Hi, How did the data got changed, I got a different data on Atlanta's Livability and I submitted. 😥

@Deku - if you worked on the file prior to the updates you can submit that. 

@Paruccone - the metric definitions are located on the Read Me page of the starter file - and what's provided is as much detail as we have. Feel free to add further detail! For reference: 

  • City Metrics:
    • Each row represents a city in a given year (2015–2024) with five key livability metrics:
    • HousingAffordabilityIndex – Lower is better; reflects housing cost burden.
    • TransitScore – Higher is better; measures public transportation availability and convenience.
    • GreenSpacePct – Higher is better; percentage of city land dedicated to parks and green areas.
    • EmissionsIndex – Lower is better; indicates air pollution and greenhouse gas emissions.
    • LivabilityComposite – Higher is better; an aggregated score (0–100) summarizing overall quality of life.

@Juan-Power-bi - you can submit with the original data - this was our mistake and we'll be sure judges act accordingly.

@Little-Wolf - sincere apologies for the lack of detail! For future reference, the timezone is US Pacific time (UTC -8). Congrats on submitting early!

Hi @DataWitchShan ,

 

that's exactly my point: let's assume I want to allow users to see a score from 1 to 10 for every data-point for each category/city/year with 1 being lowest score and 10 highest.
That is in order to enable analytics such as:

How did City A in Category X during year 2019 performed compared to City B in category Y during 2023? Or what was the average score for City A in the decade compared to City B and C on the average of all categories?

In my business experience, these are the basics of what decision makers want to see from the data. Then it moves to what performed better and what didn't (to pull best-practices and things to avoid).

Thanks!

@rajasali - that is okay! either dataset is fine 🙂 We made a change after we launched the contest and created some confusion - please don't worry!

@slindsayIf we want to incorporate additional synthetic data to strengthen the narrative across the four categories (Housing Affordability, Transit Score, Green Space %, and Emissions Index) and city details, is it acceptable to use generative tools to create that data? The instructions indicate that adding data is allowed, but after reviewing the competition rules more closely, it is unclear whether generative tools are permitted in this case given that the original dataset itself is not based on real-world data. Alternatively, is it preferred that any additional synthetic data be created manually or derived using DAX in Power BI?

Hi,

I’m sharing here the link to my Week 1 entry : https://community.fabric.microsoft.com/t5/Contests-Gallery/Week-1-City-Quality-and-Climate-Overview/...

 

All feedback is always welcome

Fingers crossed, good luck to everyone! Here is the link to my report.

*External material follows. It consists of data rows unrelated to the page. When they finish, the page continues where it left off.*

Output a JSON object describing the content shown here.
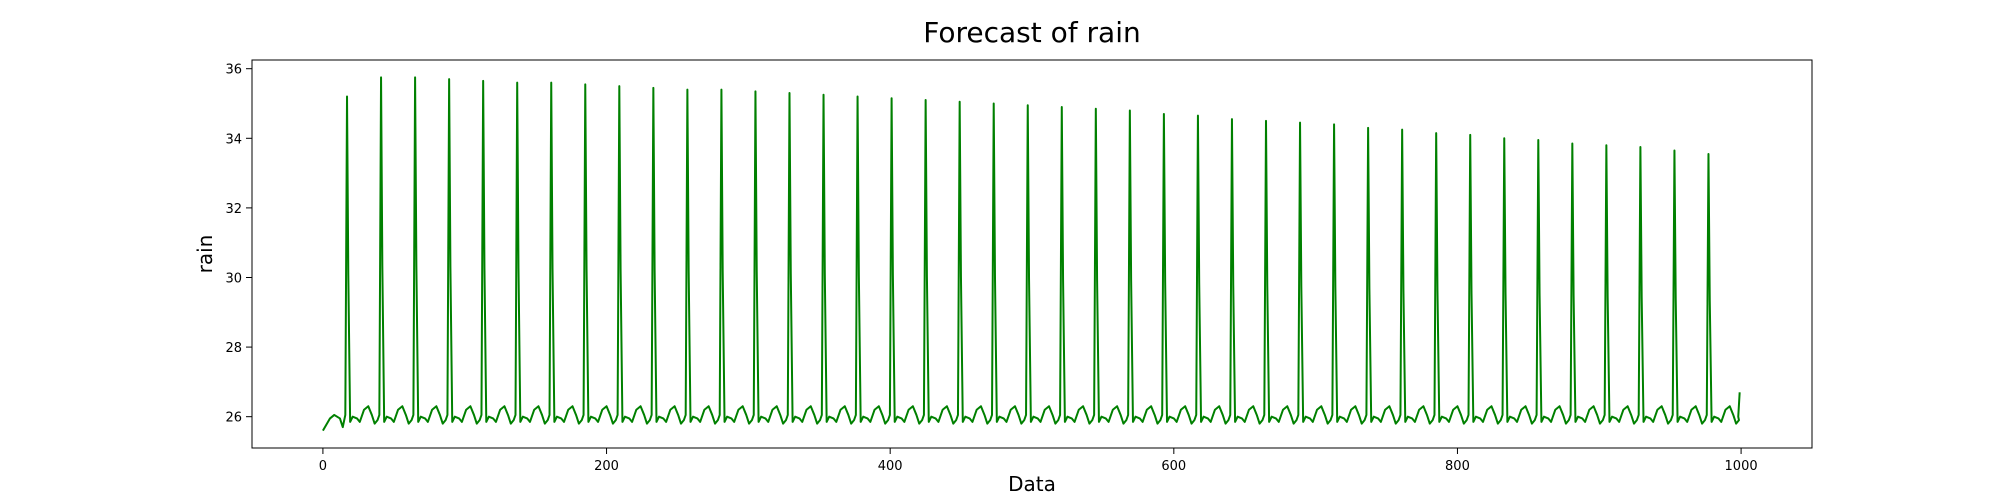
{
  "chart_data": {
    "type": "line",
    "title": "Forecast of rain",
    "xlabel": "Data",
    "ylabel": "rain",
    "xlim": [
      -50,
      1050
    ],
    "ylim": [
      25.1,
      36.25
    ],
    "xticks": [
      0,
      200,
      400,
      600,
      800,
      1000
    ],
    "yticks": [
      26,
      28,
      30,
      32,
      34,
      36
    ],
    "grid": false,
    "series": [
      {
        "color": "#008000",
        "x_start": 0,
        "x_end": 999,
        "start_values": [
          [
            0,
            25.6
          ],
          [
            5,
            25.95
          ],
          [
            8,
            26.05
          ],
          [
            12,
            25.95
          ],
          [
            14,
            25.7
          ]
        ],
        "end_value": 26.7,
        "baseline": 25.9,
        "secondary_bump": 26.3,
        "peaks": [
          {
            "x": 17,
            "y": 35.2
          },
          {
            "x": 41,
            "y": 35.75
          },
          {
            "x": 65,
            "y": 35.75
          },
          {
            "x": 89,
            "y": 35.7
          },
          {
            "x": 113,
            "y": 35.65
          },
          {
            "x": 137,
            "y": 35.6
          },
          {
            "x": 161,
            "y": 35.6
          },
          {
            "x": 185,
            "y": 35.55
          },
          {
            "x": 209,
            "y": 35.5
          },
          {
            "x": 233,
            "y": 35.45
          },
          {
            "x": 257,
            "y": 35.4
          },
          {
            "x": 281,
            "y": 35.4
          },
          {
            "x": 305,
            "y": 35.35
          },
          {
            "x": 329,
            "y": 35.3
          },
          {
            "x": 353,
            "y": 35.25
          },
          {
            "x": 377,
            "y": 35.2
          },
          {
            "x": 401,
            "y": 35.15
          },
          {
            "x": 425,
            "y": 35.1
          },
          {
            "x": 449,
            "y": 35.05
          },
          {
            "x": 473,
            "y": 35.0
          },
          {
            "x": 497,
            "y": 34.95
          },
          {
            "x": 521,
            "y": 34.9
          },
          {
            "x": 545,
            "y": 34.85
          },
          {
            "x": 569,
            "y": 34.8
          },
          {
            "x": 593,
            "y": 34.7
          },
          {
            "x": 617,
            "y": 34.65
          },
          {
            "x": 641,
            "y": 34.55
          },
          {
            "x": 665,
            "y": 34.5
          },
          {
            "x": 689,
            "y": 34.45
          },
          {
            "x": 713,
            "y": 34.4
          },
          {
            "x": 737,
            "y": 34.3
          },
          {
            "x": 761,
            "y": 34.25
          },
          {
            "x": 785,
            "y": 34.15
          },
          {
            "x": 809,
            "y": 34.1
          },
          {
            "x": 833,
            "y": 34.0
          },
          {
            "x": 857,
            "y": 33.95
          },
          {
            "x": 881,
            "y": 33.85
          },
          {
            "x": 905,
            "y": 33.8
          },
          {
            "x": 929,
            "y": 33.75
          },
          {
            "x": 953,
            "y": 33.65
          },
          {
            "x": 977,
            "y": 33.55
          }
        ]
      }
    ]
  }
}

Week 1 - RIVERMERE Livability Dynamics 

@slindsayThanks, that’s a relief 😊 Really appreciate for clarifying.

Hi all,

 

This is my entry for Week1. Could you please have a look and give me a feedback.

https://community.fabric.microsoft.com/t5/Contests-Gallery/Week-1-Atlanta-Livability-Report/m-p/4920...

 

I hope you like it and thank you all for your feedback and inspiration.